SEC Charges Abraham Shafi of IRL with Investor Fraud

While venture capitalists and tech leaders are enjoying summer breaks or attending the Paris Olympics, the U.S. Securities and Exchange Commission (SEC) is busy with legal action.

In a notable development, the SEC has charged Abraham Shafi, the former CEO of the social media startup IRL, with allegations of defrauding investors. The SEC claims Shafi made false statements regarding the company’s growth and failed to disclose that he and his fiancée, Barbara Woortmann, used company credit cards for personal expenses.

IRL, initially launched as a viral social media app during the pandemic, faced a major setback when an internal investigation revealed that 95% of its reported users were either automated accounts or bots. The app, which aimed to become the “WeChat of the West,” was shut down in June 2023 after a board investigation.

Before IRL’s closure, Shafi successfully raised $200 million in venture capital. A Series C funding round led by Softbank’s Vision Fund 2 had valued the startup at $1.17 billion, marking it as a unicorn. However, concerns arose shortly after the funding.

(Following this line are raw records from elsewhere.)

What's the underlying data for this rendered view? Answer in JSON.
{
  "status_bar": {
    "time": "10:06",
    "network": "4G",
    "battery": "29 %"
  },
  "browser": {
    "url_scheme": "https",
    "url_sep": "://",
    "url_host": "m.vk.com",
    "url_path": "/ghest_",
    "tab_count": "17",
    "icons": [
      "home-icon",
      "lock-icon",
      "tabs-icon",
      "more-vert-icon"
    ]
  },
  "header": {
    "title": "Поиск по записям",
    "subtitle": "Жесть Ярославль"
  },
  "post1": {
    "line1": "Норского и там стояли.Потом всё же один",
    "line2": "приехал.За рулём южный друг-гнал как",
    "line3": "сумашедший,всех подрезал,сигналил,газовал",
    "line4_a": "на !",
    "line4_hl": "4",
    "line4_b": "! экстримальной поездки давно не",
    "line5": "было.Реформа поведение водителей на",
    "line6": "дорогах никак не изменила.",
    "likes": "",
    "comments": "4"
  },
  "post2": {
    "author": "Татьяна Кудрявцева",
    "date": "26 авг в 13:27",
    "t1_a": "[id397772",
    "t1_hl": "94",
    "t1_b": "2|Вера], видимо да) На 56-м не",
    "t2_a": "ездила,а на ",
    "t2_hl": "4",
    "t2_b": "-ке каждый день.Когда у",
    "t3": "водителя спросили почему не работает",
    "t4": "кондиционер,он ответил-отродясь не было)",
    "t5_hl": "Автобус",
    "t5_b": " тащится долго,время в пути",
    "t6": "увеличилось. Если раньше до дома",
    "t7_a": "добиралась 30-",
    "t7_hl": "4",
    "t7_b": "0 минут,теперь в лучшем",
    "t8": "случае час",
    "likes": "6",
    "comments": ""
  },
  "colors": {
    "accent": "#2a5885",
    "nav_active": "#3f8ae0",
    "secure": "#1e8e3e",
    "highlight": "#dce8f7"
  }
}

According to the SEC’s complaint, Shafi misrepresented IRL as a platform that had naturally attracted its alleged 12 million users. In reality, the company spent millions on ads incentivizing users to download the app, concealing these expenses from investors. Additionally, Shafi and Woortmann reportedly charged hundreds of thousands of dollars for personal purchases on the company’s credit cards.

“As alleged, Shafi exploited investors’ interest in pre-IPO technology ventures, fraudulently raising about $170 million by misrepresenting IRL’s operations,” stated Monique C. Winkler, Director of the SEC’s San Francisco Regional Office. “Investors must remain vigilant.”

This case follows a series of fraud charges from the SEC against other tech founders. Recently, Nader Al-Naji, founder of BitClout, was charged for fraud and unregistered securities offerings, raising over $257 million while using a pseudonym to evade scrutiny. In another instance, Ilit Raz, CEO of the now-defunct AI recruitment startup Joonko, was charged with defrauding investors of at least $21 million.

The SEC has also targeted venture firms, such as Trillium Capital LLC, for manipulating stock prices through fraudulent activities.